Cumhuriyet Halk Partisi tarafından açıklanan demokrasi ve anayasa raporları "yeni CHP" tartışmalarına faklı bir boyut katmış oldu. Sol geleneğe ait rapor hasletini CHP devam ettirme kararlığında. Önümüzdeki günlerde yeni raporlarını açıklayacaklarını da şimdiden ilan ettiler. Açıklanan raporlar, ilgili entelektüel veya akademik tartışmalara yeni veya orijinal bir katkı sunmuyor. Raporların asıl, hatta tek özelliği, CHP tarafından açıklanmış olması. Seçim kampanyasıyla beraber ortaya çıkan "yeni CHP" kavramsallaştırılmasının içerisi doldurulmaya gayret ediliyor, geçmişteki siyasi pozisyonlardan ricat veya değişim işareti veriliyor. Bu anlamda eski CHP'nin de bir rapor yoksunluğu yaşamadığını söylemekte fayda var. CHP'nin en şahin ve statükocu pozisyon aldığı siyasi meselelerde, dönemin şartlarına göre en demokratik raporları hazırlamış olduğunu hatırlatmakta fayda var. Cumhuriyet Halk Partisi 12 Eylül referandumu ile beraber oldukça ilginç bir makasa oturdu. Bir hesaba göre 88 yıllık, bir başka hesaba göre ise 5 aylık bir siyasi geleneğe dönüşüverdi. CHP seçim beyannamesi bu ilginç tenakuzun en güzel yansıdığı metindir. CHP'nin kuruluşuna ve altı ok'a özel bir vurgu ile başlayan beyanname, bir anda 88 yıl atlayarak kendisini geçen sene sonunda yapılan kongrede bulmakta ve yeni CHP'yi tarife başlamaktadır. Gelinen son nokta itibariyle Türkiye'nin en eskiyeni partisi ile karşı karşıyayız. Gerek söylem gerek kadro gerekse de hafıza anlamında eski ile yeninin stratejik bir şekilde harmanlamasıyla oluşmuş bir yeni CHP ile karşı karşıyayız. Ortaya çıkan tablo, yeni CHP'nin de eski CHP'nin de "hiç yoktan iyidir" düzeyinde tatmin olduğu bir CHP'dir. Bu şekilde, eski CHP ile yeni CHP'nin karşılıklı tavizlerle üzerinde mutabık kaldıkları eskiyeni CHP zuhur etti.

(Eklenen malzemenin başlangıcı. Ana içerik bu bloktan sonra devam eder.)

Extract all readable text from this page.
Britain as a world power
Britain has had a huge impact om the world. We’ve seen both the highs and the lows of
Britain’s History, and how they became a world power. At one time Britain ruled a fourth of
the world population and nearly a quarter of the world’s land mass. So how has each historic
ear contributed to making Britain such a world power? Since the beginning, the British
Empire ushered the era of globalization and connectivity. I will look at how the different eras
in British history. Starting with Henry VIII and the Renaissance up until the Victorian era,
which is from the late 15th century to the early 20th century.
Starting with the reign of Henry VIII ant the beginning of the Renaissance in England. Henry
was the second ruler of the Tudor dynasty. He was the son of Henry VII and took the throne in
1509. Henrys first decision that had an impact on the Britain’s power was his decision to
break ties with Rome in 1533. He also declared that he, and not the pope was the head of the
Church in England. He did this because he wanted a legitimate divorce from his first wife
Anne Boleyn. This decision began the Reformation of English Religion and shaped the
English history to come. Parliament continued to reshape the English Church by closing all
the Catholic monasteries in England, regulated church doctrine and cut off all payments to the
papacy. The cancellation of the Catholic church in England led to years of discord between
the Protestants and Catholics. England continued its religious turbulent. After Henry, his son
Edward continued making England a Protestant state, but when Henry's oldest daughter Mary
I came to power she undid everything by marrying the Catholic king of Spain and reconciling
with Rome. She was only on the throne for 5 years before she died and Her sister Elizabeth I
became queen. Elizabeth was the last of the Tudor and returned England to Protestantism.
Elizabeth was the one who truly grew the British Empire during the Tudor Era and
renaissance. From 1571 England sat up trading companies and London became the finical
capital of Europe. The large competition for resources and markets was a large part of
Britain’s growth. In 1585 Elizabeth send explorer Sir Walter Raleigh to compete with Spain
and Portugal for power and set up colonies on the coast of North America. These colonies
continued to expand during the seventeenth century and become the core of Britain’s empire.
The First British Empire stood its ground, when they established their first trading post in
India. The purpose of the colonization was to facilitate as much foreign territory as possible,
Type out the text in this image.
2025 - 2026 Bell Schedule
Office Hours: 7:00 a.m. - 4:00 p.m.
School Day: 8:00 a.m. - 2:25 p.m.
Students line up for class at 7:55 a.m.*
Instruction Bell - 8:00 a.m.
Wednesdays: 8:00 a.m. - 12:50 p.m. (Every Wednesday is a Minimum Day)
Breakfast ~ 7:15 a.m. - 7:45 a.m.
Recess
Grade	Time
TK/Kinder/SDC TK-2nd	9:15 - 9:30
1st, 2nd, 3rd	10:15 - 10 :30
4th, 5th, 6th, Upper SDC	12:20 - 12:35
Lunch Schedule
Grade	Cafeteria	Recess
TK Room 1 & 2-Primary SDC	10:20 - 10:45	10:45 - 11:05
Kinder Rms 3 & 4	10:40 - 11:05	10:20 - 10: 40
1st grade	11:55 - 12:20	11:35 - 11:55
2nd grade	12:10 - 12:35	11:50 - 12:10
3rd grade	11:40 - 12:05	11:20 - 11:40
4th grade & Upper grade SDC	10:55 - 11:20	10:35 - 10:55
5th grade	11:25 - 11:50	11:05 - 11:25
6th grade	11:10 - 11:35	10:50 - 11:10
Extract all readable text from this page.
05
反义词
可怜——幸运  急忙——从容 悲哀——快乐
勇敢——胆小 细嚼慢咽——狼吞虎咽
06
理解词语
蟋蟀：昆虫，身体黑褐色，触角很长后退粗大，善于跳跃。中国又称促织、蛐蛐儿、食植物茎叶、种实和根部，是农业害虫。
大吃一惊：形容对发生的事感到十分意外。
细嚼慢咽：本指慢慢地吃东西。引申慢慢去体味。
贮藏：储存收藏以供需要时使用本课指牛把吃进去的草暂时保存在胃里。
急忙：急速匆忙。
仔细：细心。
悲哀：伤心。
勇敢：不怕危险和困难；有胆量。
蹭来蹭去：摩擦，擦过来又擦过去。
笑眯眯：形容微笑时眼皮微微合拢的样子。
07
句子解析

CHP'nin amacı var olmak mı, yok olmamak mı?

Türk siyasi geleneğinde, hatta dünyadaki birçok örnekte, yeni siyasi hareketler ancak farklı bir isim, kadro ve dil ile ortaya çıkabilmişlerdir. Hele oturmuş bir geleneği, tarihi ve tabanı olan siyasi hareketlerde bu ilke aksamadan işlemiştir. CHP'den ayrışan Demokrat Parti, MHP'den kopan BBP, Refah geleneğinden kopan AK Parti, Saadet'ten kopan HAS Parti gibi. Elbette her birisinin siyasi kopuş ve oluşum hikâyesi birbirinden farklıdır. Ama ortak paydaları "yeni" arayışlarını muhakkak yeni bir çatı altında sürdürmüş olmalarıdır. Bu anlamda "yeni CHP'nin" gerçekten yeni bir metodu zorladığını teslim etmek gerekiyor. Eskiyeni CHP'den "yeni CHP"yi çıkarabilirse, siyasi tarihimizde bir ilke imza atmış olacaktır. Siyasi kopuş, yüzleşme ve travma olmadan; yas tutmadan ikna yoluyla değişim ve dönüşüm bu güne kadar örneği olmayan bir transformasyona işaret etmektedir. Eskiyeni CHP'nin ne anlama geldiğini idrak etmeden mecbur bırakılan transformasyonun sancılarını anlamamız da mümkün değildir. Anayasa referandumu ile beraber CHP'nin geçmişte yürüttüğü siyasi çizginin kullanım değeri, vesayet kurumları zayıflatıldığı için, anlamsızlaşmıştı. Türkiye'nin, normalleşme sancıları içinde, farkında olarak veya olmayarak, ulaştığı demokratikleşme evresinde yer alabilecek bir CHP'ye ihtiyaç vardı. Yeni Türkiye'de kullanım değeri olabilecek bir CHP'ye ihtiyaç vardı. Bu mücadele özünde bir var olma değil, yok olmama mücadelesiydi. Başka bir ifade ile CHP kendi kendisine kemoterapi uygulamak zorunda kaldı. Toplamda CHP tabanının mezkur kemoterapi sürecine dayanma süresi yeni CHP'nin kaderini belirleyecek. Benzer bir süreci Kürt meselesi ve anayasa üzerinden Türkiye de yaşamak zorunda. AK Parti, diğer siyasi partiler ve toplumun tamamı iyileşme sancılarına dayanabildikleri oranda yeni Türkiye oluşacaktır. Demokratik açılım vesilesiyle Erdoğan bu riski alarak, muhtemel sancılara ilk dayanma testini yapmış oldu. Referandumda çıkan tabloyla birlikte ilk testi %58 başarıyla geçti ve yeni Türkiye için büyük bir ümit ortaya çıktı. 12 Haziran sonrası ikinci sancı testine aynı konular üzerinden gireceğiz. Türkiye'nin yeni imtihanına %42'nin ne kadar hazır olduğunu göreceğiz. CHP bu hazırlığa katkı verebildiği oranda "yeni" iddialarını kuvveden fiile geçirecektir.

Yeni CHP'nin sınırları!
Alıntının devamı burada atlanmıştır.